Niha Zubair, Arivale Clinical Research Scientist, PhD
Approximately 50 percent of us will make New Year’s resolutions this year, many of which will focus on getting healthier. “I’ll go on a diet,” “I’ll work out every day,” “I’ll cut out all sugar.” We’ve all heard these resolutions, if we haven’t made them ourselves.
Unfortunately, by the second week of February, 80 percent of us who made resolutions will have likely reverted back to our pre-New Years habits. It isn’t that we lack the commitment or we get too busy—our brains just aren’t designed to carry through on the resolutions we make.
Why Most New Year’s Resolutions Fail
According to Nielsen, the top 5 New Year’s resolutions for 2016 were:
- Staying fit/healthy
- Losing weight
- Spend less, save more
- Enjoy life to the fullest
- Spend more time with family
The reason 80 percent of people will abandon these resolutions by February is because they are all abstract aspirations—not behaviors—and aspirations don’t translate directly into habits.
Carrying through on an abstract idea when faced with a choice (e.g. get out of bed to work out or pass over a box of doughnuts at work) requires willpower.

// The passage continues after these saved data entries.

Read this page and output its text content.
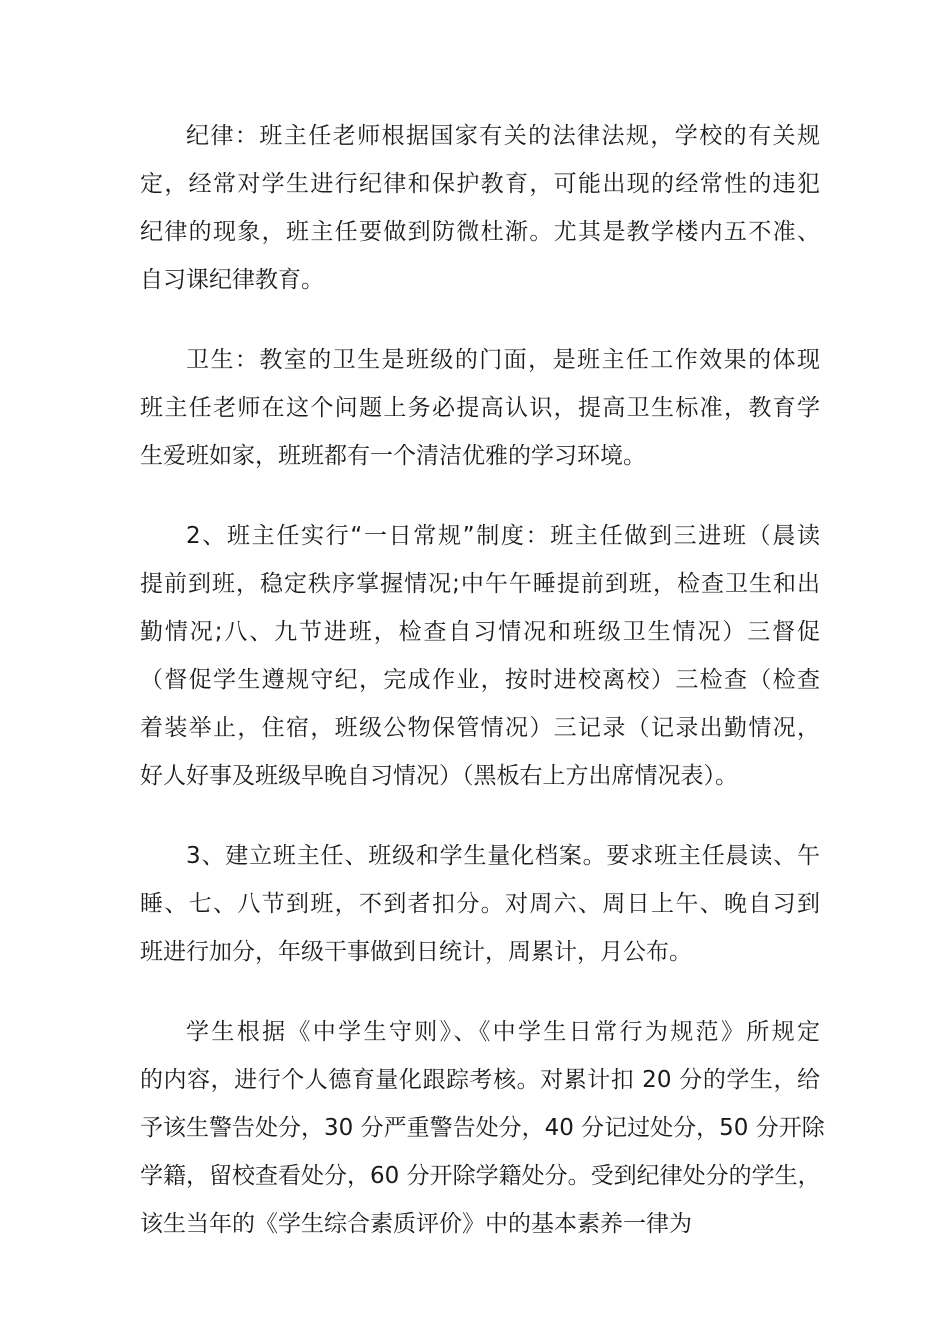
纪律：班主任老师根据国家有关的法律法规，学校的有关规
定，经常对学生进行纪律和保护教育，可能出现的经常性的违犯
纪律的现象，班主任要做到防微杜渐。尤其是教学楼内五不准、
自习课纪律教育。

卫生：教室的卫生是班级的门面，是班主任工作效果的体现
班主任老师在这个问题上务必提高认识，提高卫生标准，教育学
生爱班如家，班班都有一个清洁优雅的学习环境。

2、班主任实行“一日常规”制度：班主任做到三进班（晨读
提前到班，稳定秩序掌握情况;中午午睡提前到班，检查卫生和出
勤情况;八、九节进班，检查自习情况和班级卫生情况）三督促
（督促学生遵规守纪，完成作业，按时进校离校）三检查（检查
着装举止，住宿，班级公物保管情况）三记录（记录出勤情况，
好人好事及班级早晚自习情况）（黑板右上方出席情况表）。

3、建立班主任、班级和学生量化档案。要求班主任晨读、午
睡、七、八节到班，不到者扣分。对周六、周日上午、晚自习到
班进行加分，年级干事做到日统计，周累计，月公布。

学生根据《中学生守则》、《中学生日常行为规范》所规定
的内容，进行个人德育量化跟踪考核。对累计扣 20 分的学生，给
予该生警告处分，30 分严重警告处分，40 分记过处分，50 分开除
学籍，留校查看处分，60 分开除学籍处分。受到纪律处分的学生，
该生当年的《学生综合素质评价》中的基本素养一律为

Willpower is controlled by the prefrontal cortex of the brain, which is also responsible for focus, short-term memory, and problem solving.
Juggling this workload can be taxing, and like any muscle, the brain gets tired. This is why there are times when it’s much harder to say “no” to that second cookie. When willpower fails, habits (good and bad) take over.
Conversely, habits are established neural pathways and memories that become default behavior. They require little brainpower because when faced with a trigger or stimulus, the brain already knows what to do. For example, many of us relax the mind while driving because the process of making the subtle arm movements required to keep the car in the lane are well established in our brains. Our prefrontal cortex is free to concentrate on other things.
New Year’s Habits (Not Resolutions)
To make a resolution that sticks, we have to pave new neural pathways that become our default behavior. But how?
According to behavioral scientist BJ Fogg, starting with baby steps is often the most effective way to build lasting behavior change.
If you want to change a behavior, start small and identify one behavior to modify or eliminate. Be mindful of when the urge to do that behavior sets in, and consider what may be cuing it (i.e. food, time of day, facing a specific mental task). Once you’ve identified the cue, change the reward. Instead of going to the fridge to grab a cookie, grab an apple..
If you’re looking to introduce a new behavior, start by creating your own cue. If you want to start running in the morning, choose a simple cue (put on your running shoes before breakfast or keep your running clothes next to your bed). Next, establish a clear reward (a non-food treat or the sense of accomplishment that comes with writing down the miles you ran in a log book).
Our brains are hardwired to crave rewards. So, when a reward is associated with a cue or trigger, it creates a measurable neurological impulse which begins to pave those new pathways.
This New Year’s, choose a behavior as your resolution and work on making it a habit. This approach will improve your chances of sticking to the resolution long-term.